If you stop and think about it, it makes sense that Medicaid might be about as good, if not better, than cheap private insurance, which tends to be cheap because it's accompanied by high co-pays and deductibles, and keeps costs down by offering patients a narrow network of doctors to choose from. Medicaid, in contrast, “is designed for people who have no money,” University of Chicago professor and health policy expert Harold Pollack told me. “So there are a lot of aspects of Medicaid that are more comprehensive than for people with private coverage.”
The irony about all this is that, whatever Medicaid's deficiencies are now, the Republican plan would almost surely make them worse by cutting the program's budget. Many doctors refuse to take Medicaid patients because the system doesn't pay them enough for their services. As funding shrinks, states will almost surely either have to knock those reimbursement rates lower, cut the enrollment rolls, or perhaps both. It will be become more of a niche, underfunded program, and that will discourage doctors from accepting its patients.

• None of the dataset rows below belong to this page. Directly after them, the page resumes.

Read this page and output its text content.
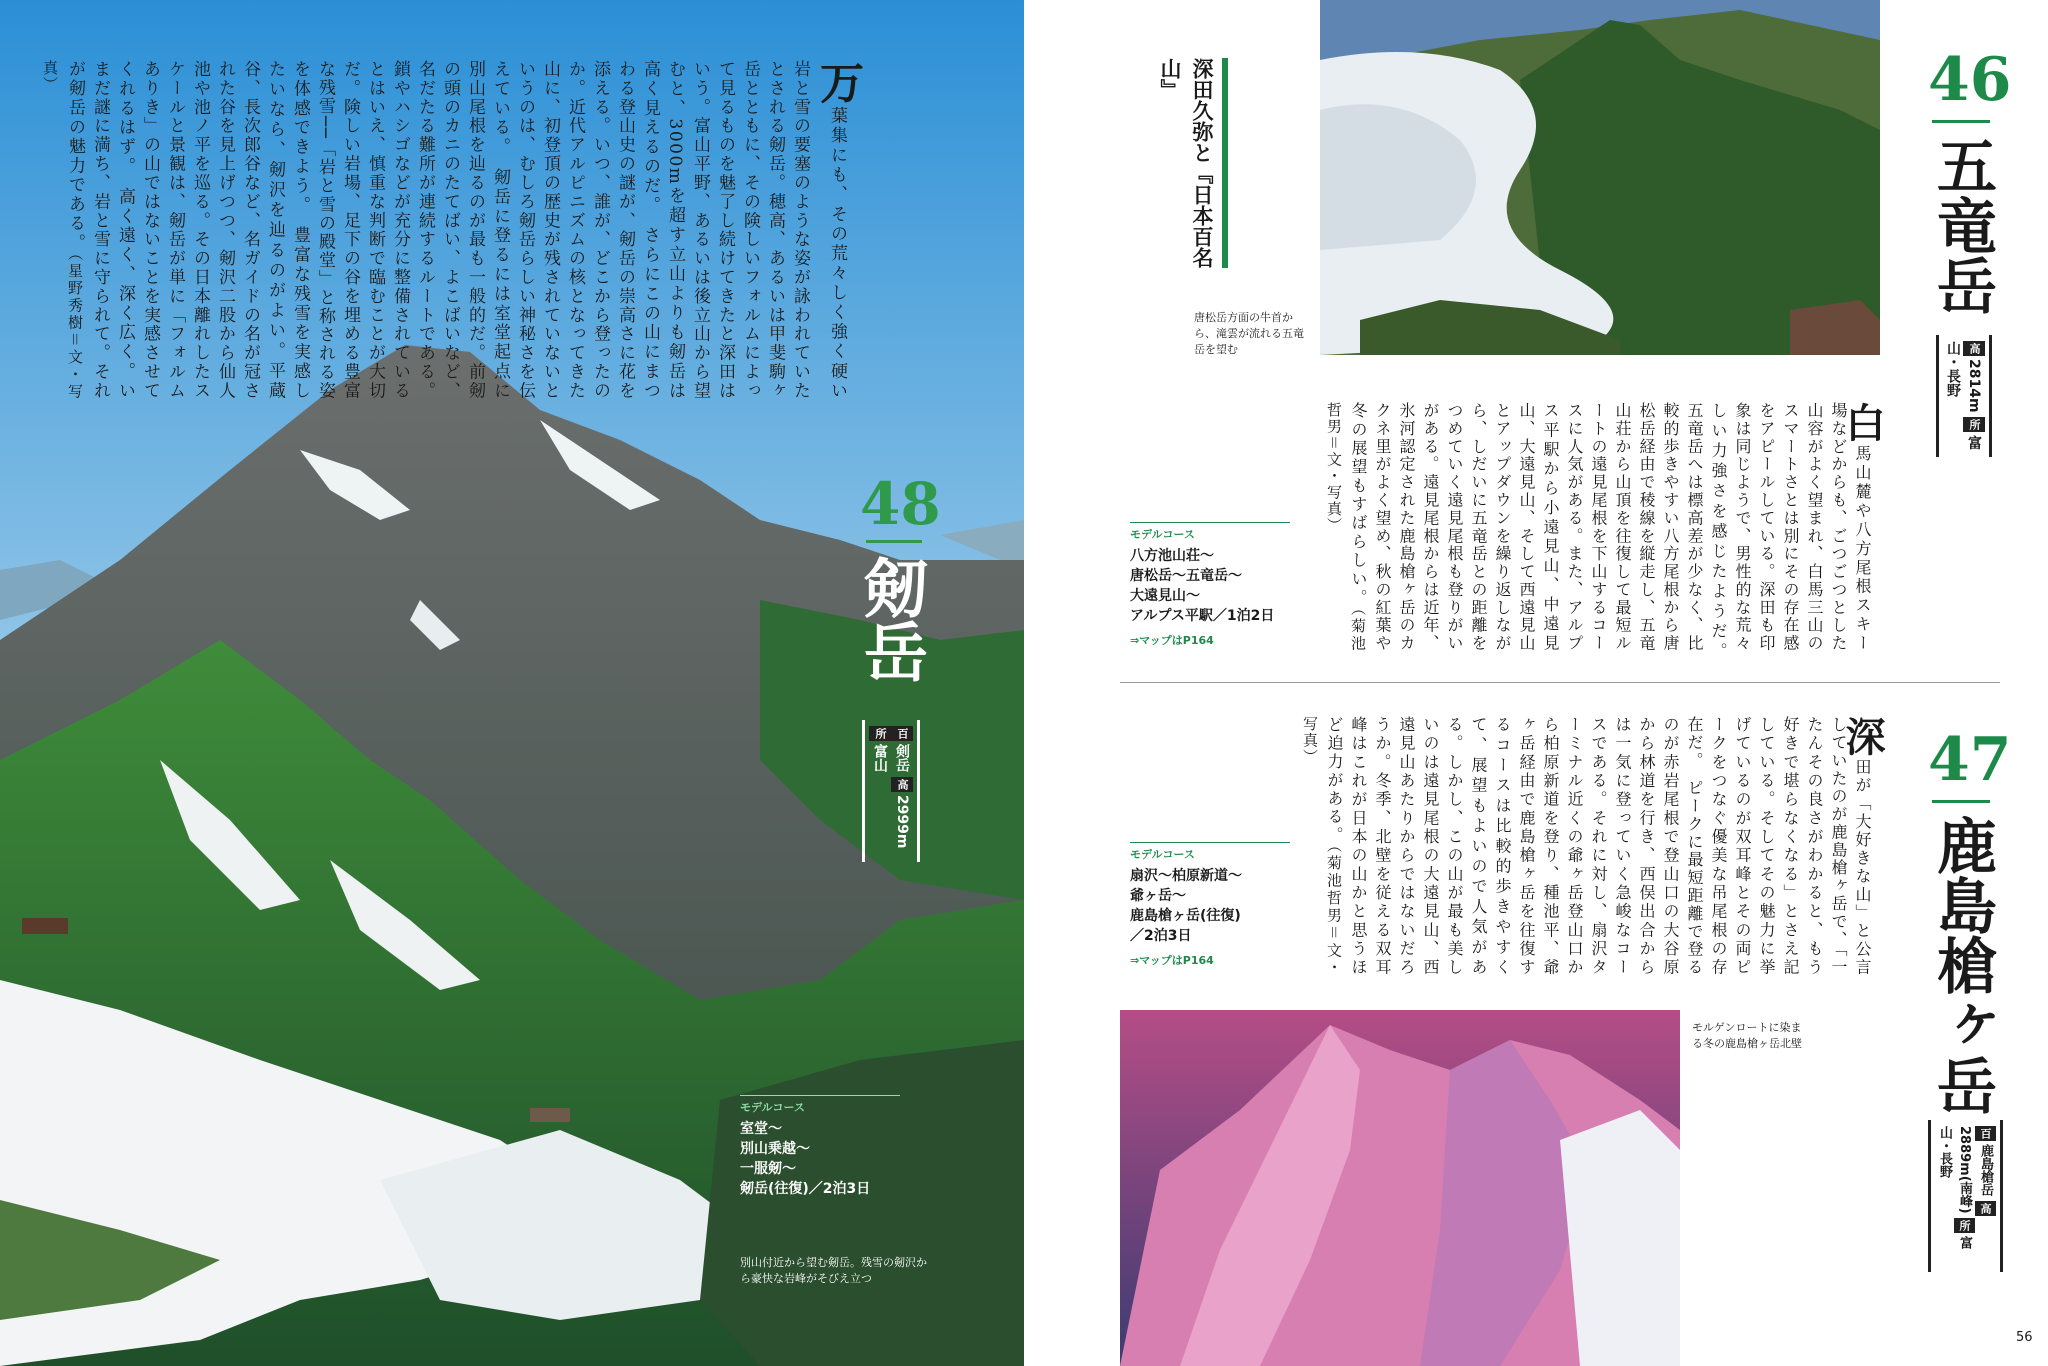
万葉集にも、その荒々しく強く硬い岩と雪の要塞のような姿が詠われていたとされる剱岳。穂高、あるいは甲斐駒ヶ岳とともに、その険しいフォルムによって見るものを魅了し続けてきたと深田はいう。富山平野、あるいは後立山から望むと、3000mを超す立山よりも剱岳は高く見えるのだ。　さらにこの山にまつわる登山史の謎が、剱岳の崇高さに花を添える。いつ、誰が、どこから登ったのか。近代アルピニズムの核となってきた山に、初登頂の歴史が残されていないというのは、むしろ剱岳らしい神秘さを伝えている。　剱岳に登るには室堂起点に別山尾根を辿るのが最も一般的だ。前剱の頭のカニのたてばい、よこばいなど、名だたる難所が連続するルートである。鎖やハシゴなどが充分に整備されているとはいえ、慎重な判断で臨むことが大切だ。険しい岩場、足下の谷を埋める豊富な残雪──「岩と雪の殿堂」と称される姿を体感できよう。　豊富な残雪を実感したいなら、剱沢を辿るのがよい。平蔵谷、長次郎谷など、名ガイドの名が冠された谷を見上げつつ、剱沢二股から仙人池や池ノ平を巡る。その日本離れしたスケールと景観は、剱岳が単に「フォルムありき」の山ではないことを実感させてくれるはず。　高く遠く、深く広く。いまだ謎に満ち、岩と雪に守られて。それが剱岳の魅力である。（星野秀樹＝文・写真）
48
剱岳
百剣岳 高2999m 所富山
モデルコース
室堂〜
別山乗越〜
一服剱〜
剱岳(往復)／2泊3日
別山付近から望む剱岳。残雪の剱沢から豪快な岩峰がそびえ立つ
唐松岳方面の牛首から、滝雲が流れる五竜岳を望む
深田久弥と『日本百名山』	46
五竜岳
高2814m 所富山・長野
白馬山麓や八方尾根スキー場などからも、ごつごつとした山容がよく望まれ、白馬三山のスマートさとは別にその存在感をアピールしている。深田も印象は同じようで、男性的な荒々しい力強さを感じたようだ。　五竜岳へは標高差が少なく、比較的歩きやすい八方尾根から唐松岳経由で稜線を縦走し、五竜山荘から山頂を往復して最短ルートの遠見尾根を下山するコースに人気がある。また、アルプス平駅から小遠見山、中遠見山、大遠見山、そして西遠見山とアップダウンを繰り返しながら、しだいに五竜岳との距離をつめていく遠見尾根も登りがいがある。遠見尾根からは近年、氷河認定された鹿島槍ヶ岳のカクネ里がよく望め、秋の紅葉や冬の展望もすばらしい。（菊池哲男＝文・写真）
モデルコース
八方池山荘〜
唐松岳〜五竜岳〜
大遠見山〜
アルプス平駅／1泊2日
⇒マップはP164
47
鹿島槍ヶ岳
百鹿島槍岳 高2889m(南峰) 所富山・長野
深田が「大好きな山」と公言していたのが鹿島槍ヶ岳で、「一たんその良さがわかると、もう好きで堪らなくなる」とさえ記している。そしてその魅力に挙げているのが双耳峰とその両ピークをつなぐ優美な吊尾根の存在だ。　ピークに最短距離で登るのが赤岩尾根で登山口の大谷原から林道を行き、西俣出合からは一気に登っていく急峻なコースである。それに対し、扇沢ターミナル近くの爺ヶ岳登山口から柏原新道を登り、種池平、爺ヶ岳経由で鹿島槍ヶ岳を往復するコースは比較的歩きやすくて、展望もよいので人気がある。しかし、この山が最も美しいのは遠見尾根の大遠見山、西遠見山あたりからではないだろうか。冬季、北壁を従える双耳峰はこれが日本の山かと思うほど迫力がある。（菊池哲男＝文・写真）
モデルコース
扇沢〜柏原新道〜
爺ヶ岳〜
鹿島槍ヶ岳(往復)
／2泊3日
⇒マップはP164
モルゲンロートに染まる冬の鹿島槍ヶ岳北壁
56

That might not be disastrous for access to care if today's Medicaid enrollees had the prospect of getting better insurance on the individual market, like Price suggested at that CNN town hall. But they don't. Under the Republican health care plan, low-income Americans (and especially low-income, older Americans who are below the qualifying age of Medicare) will receive smaller tax credits to purchase insurance than under Obamacare. Insofar as those families will be able to afford coverage at all, they'll have to opt for something cheaper and less comprehensive than they can get now. It seems plausible those plans will give them even less access to affordable medical care than the Medicaid coverage they enjoy today.
For the Americans who rely on it, Medicaid may not be any less desirable than the private coverage they could theoretically afford in its place. Under the plan Republicans are pushing, both options will simply get worse.
This post has been updated to reflect an additional Merritt Hawkins survey on Medicaid acceptance.